What’s the one thing you need to be your best, happiest, most successful self?
According to Rolf Dobelli, the answer is ... nothing.
"We do not know what makes us happy or successful," the author of "The Art of Thinking Clearly," told The Huffington Post in an interview. "But we do know for sure what destroys success, what destroys happiness." So the key to happiness starts with de-cluttering: The removal of all the things that makes us feel more drained than delighted.
While many happiness gurus champion so-called positive thinking, Dobelli suggests that negative knowledge -- knowing what not to do -- can be much more powerful. This de-cluttering can be material, but it is often ideological: If we can change our thinking to reflect this mental de-clutter, Dobelli says we're more likely to be productive. Most of the time, the author says, adding gadgets and practices we think will bring more to our life only ends up weighing us down.
Want to learn more? Below are five of his philosophies for discovering happiness (or rather, ridding distress).

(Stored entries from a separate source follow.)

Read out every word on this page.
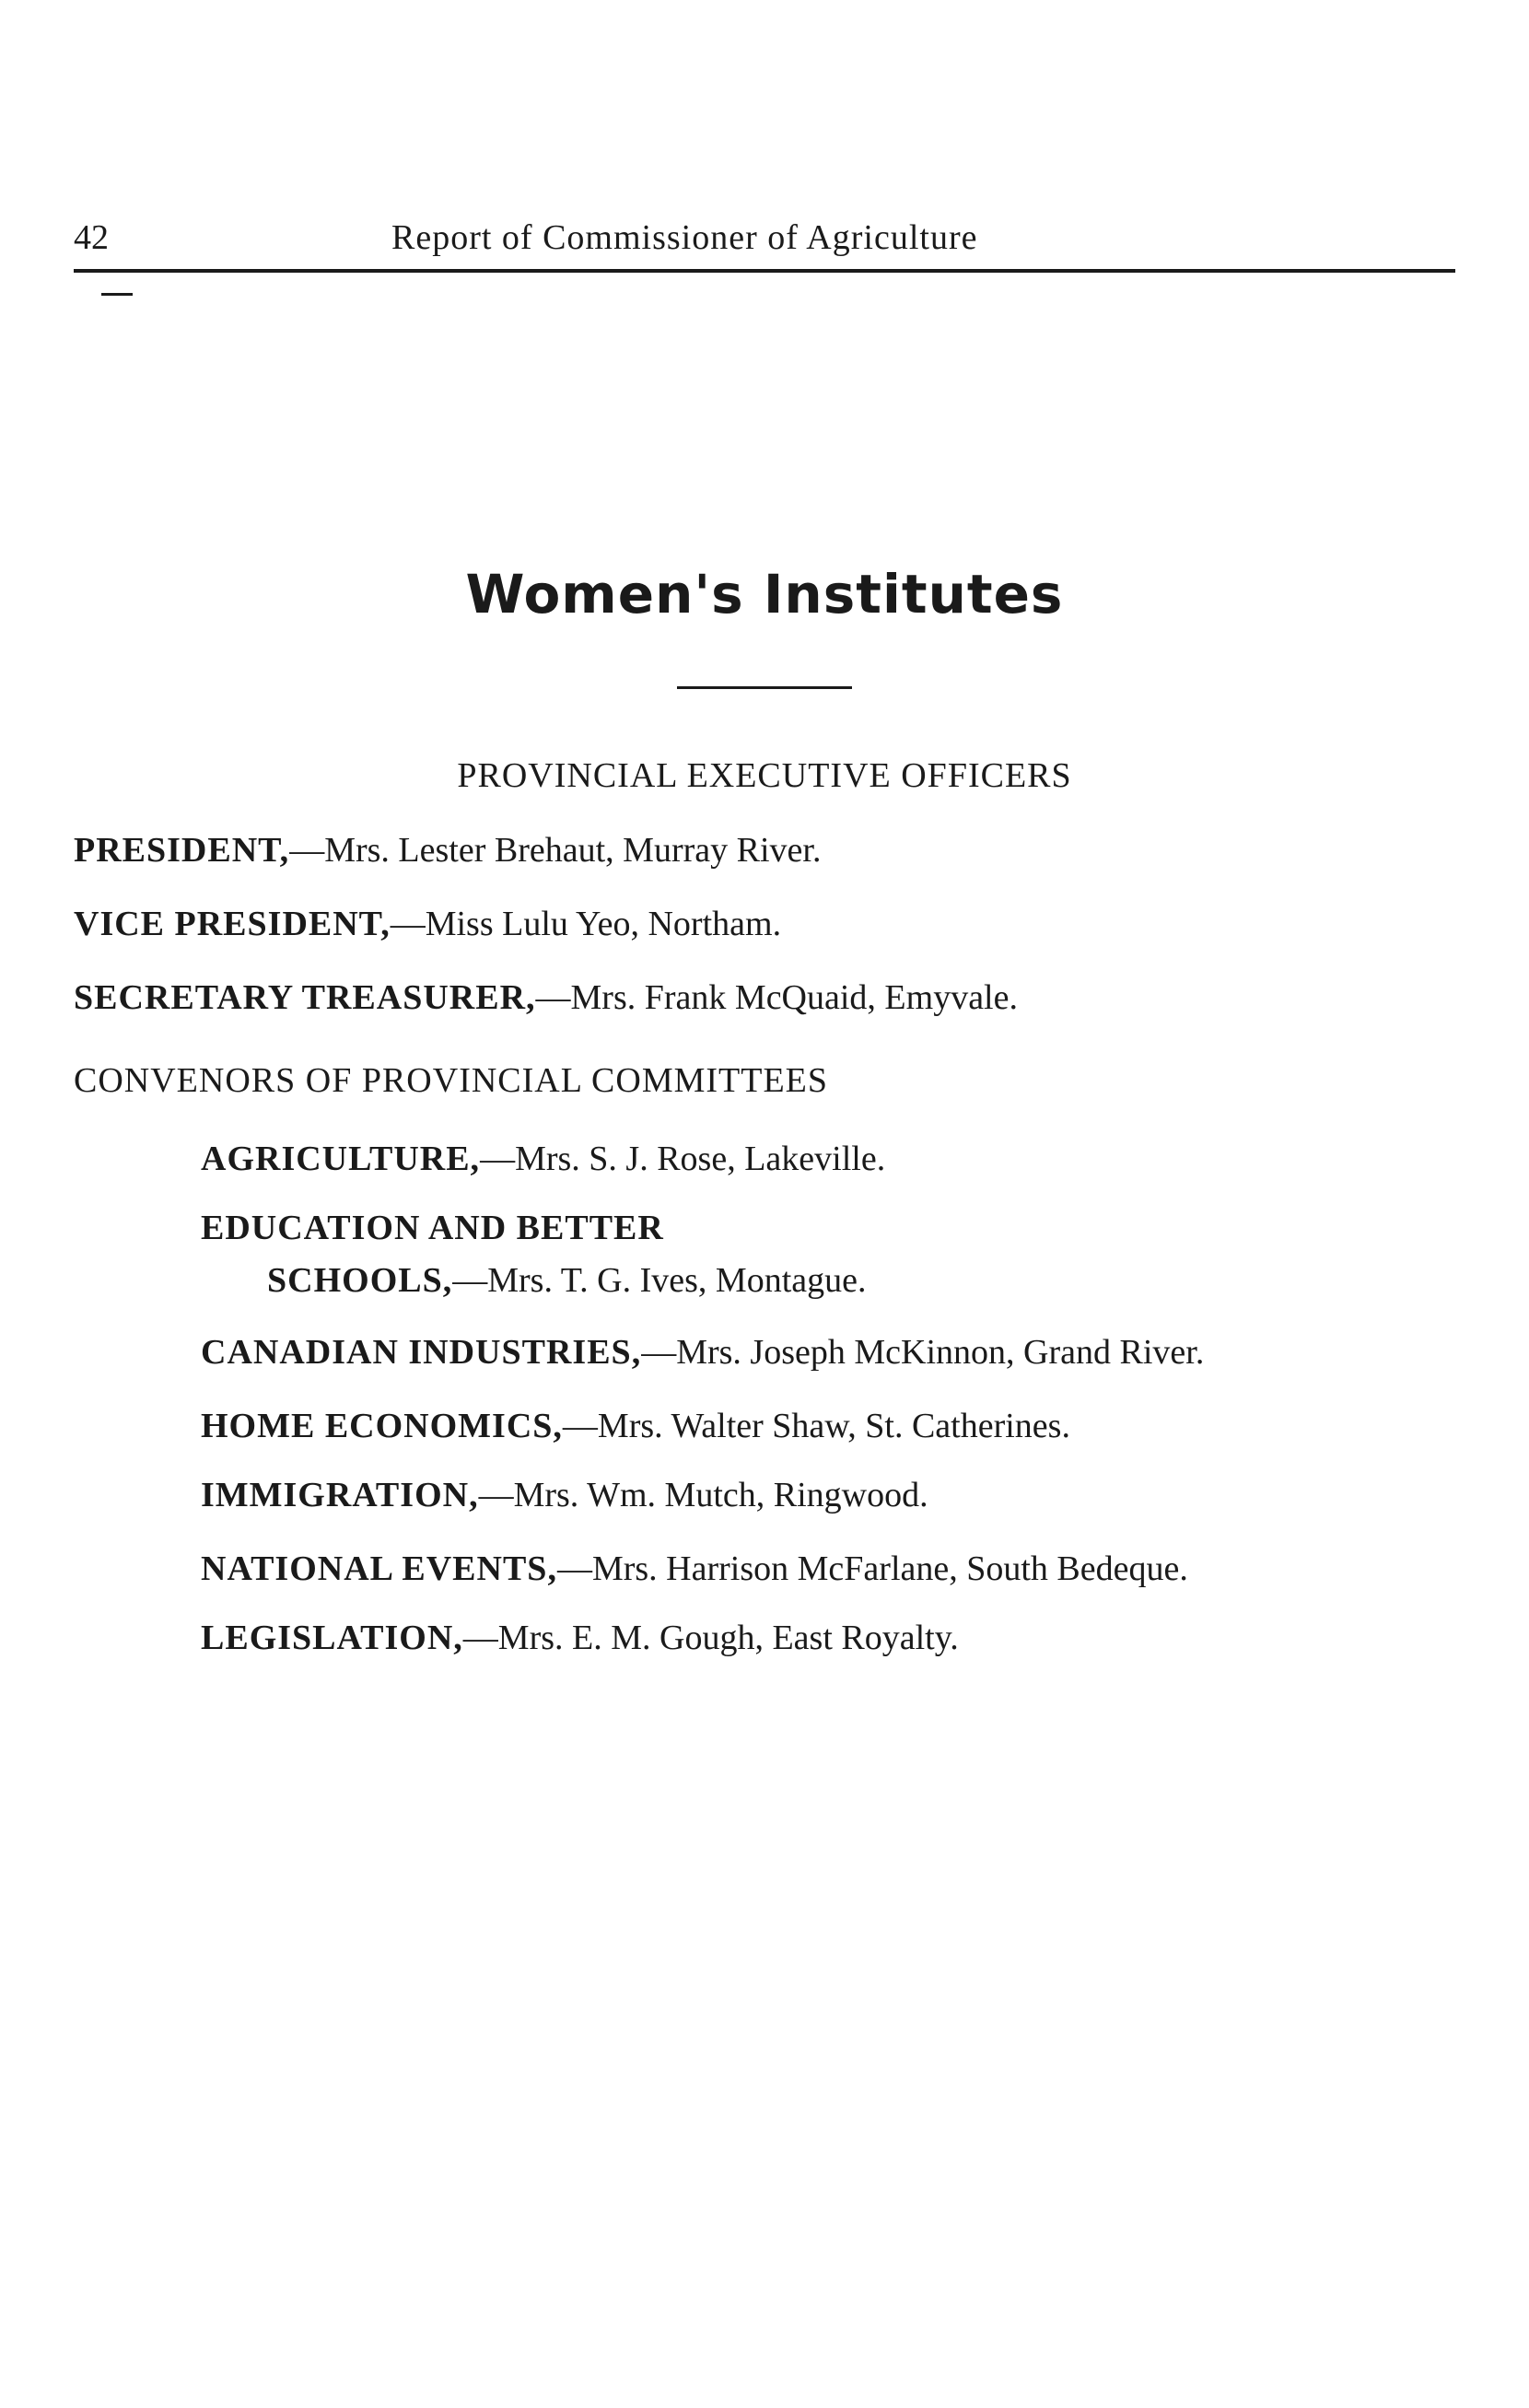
42	Report of Commissioner of Agriculture
Women's Institutes
PROVINCIAL EXECUTIVE OFFICERS
PRESIDENT,—Mrs. Lester Brehaut, Murray River.
VICE PRESIDENT,—Miss Lulu Yeo, Northam.
SECRETARY TREASURER,—Mrs. Frank McQuaid, Emyvale.
CONVENORS OF PROVINCIAL COMMITTEES
AGRICULTURE,—Mrs. S. J. Rose, Lakeville.
EDUCATION AND BETTER
SCHOOLS,—Mrs. T. G. Ives, Montague.
CANADIAN INDUSTRIES,—Mrs. Joseph McKinnon, Grand River.
HOME ECONOMICS,—Mrs. Walter Shaw, St. Catherines.
IMMIGRATION,—Mrs. Wm. Mutch, Ringwood.
NATIONAL EVENTS,—Mrs. Harrison McFarlane, South Bedeque.
LEGISLATION,—Mrs. E. M. Gough, East Royalty.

Read on and then, tell us in the comments what you think about these principles.
1. Know That Human Beings Are Extremely Bad At Forecasting Happiness
When you are bursting to buy that shiny, new car, know that the happy high you're experiencing is a fleeting one. In fact, Dobelli says that jubilant sensation you get from a big, material purchase will only last for up to six months, so buy wisely. "Be very careful," Dobelli warns, "generally, things do not make us happy, experiences, tasks, challenges and projects do." In other words, try to rid the desire for instant gratification -- some things are worth the wait.
2. Remove The Notion That 'Life Is A Dance'
"If you live like there's no tomorrow, you'll be in jail five minutes later," Dobelli laughs. The author says it's important to plan -- doing the hard thing now will make life easier in the long run. "Forget that carpe diem thing," he suggests, and realize that life takes effort, planning and forethought to be excellent. Don't let this tip get you down, spontaneity lovers -- the chapter this ideology comes from is titled "Live Each Day as If It Were Your Last -- but Only on Sundays." There's room to let your plans fall by the wayside: Doing so may seem like an oxymoron, but you're best scheduling unplanned days for once a week.
3. Stop Following The Herd
We're hard-wired to copy our peers; it's a habit we developed thousands of years ago when, if you saw your fellow caveman running from a sabertooth-tiger, it was wise to play copycat. In modern times, however, Dobelli says we benefit from straying from the pack: The action forces us to be more confident in our own decision-making. "Following the herd is very dangerous," Dobelli says. "The more we observe other people displaying a behavior, the more we think that behavior is right -- and that's absurd." Trusting your gut, and removing the influence of other's from what you decide is right, will get easier over time -- you just have to keep at it.
4. Limit Your News Consumption
Dobelli is an advocate of unplugging: He says rather than keep an eye on a steadfast Twitter feed, it's more productive to read books and long-form articles that will educate you on the bigger picture. The specific details that come from breaking news, like how long a storm lasted, are "not relevant to your life," the author says. Instead, invest your time learning about definitive concepts and events. Think you'll be accused of living under a rock? "I've never missed a beat," says the author. You'll hear about the news from your peers, he assures, but will still be in control of curating the way you consume it. Removing yourself from the clutter of the details will leave room for what really matters -- and what's worth spending your brain power on.
5. Don't Get Overly Caught Up In The 'Present Moment'
"Be in the moment" has become a pervasive mantra of those who subscribe to healthy and mindful living. But being present encapsulates both what you can and cannot see, Dobelli explains, and the latter is the part most people forget about. "We tend to be overly enthralled by the things that are here, and we don't have a sensor for the stuff that is missing," he says. Don't pigeonhole your day; instead, be cognizant that while things are happening before your eyes, things are also happening beyond them. It's a vague philosophy, but reminding yourself to be less egocentric can help remove the wasteful thoughts that come with being too "now"-minded.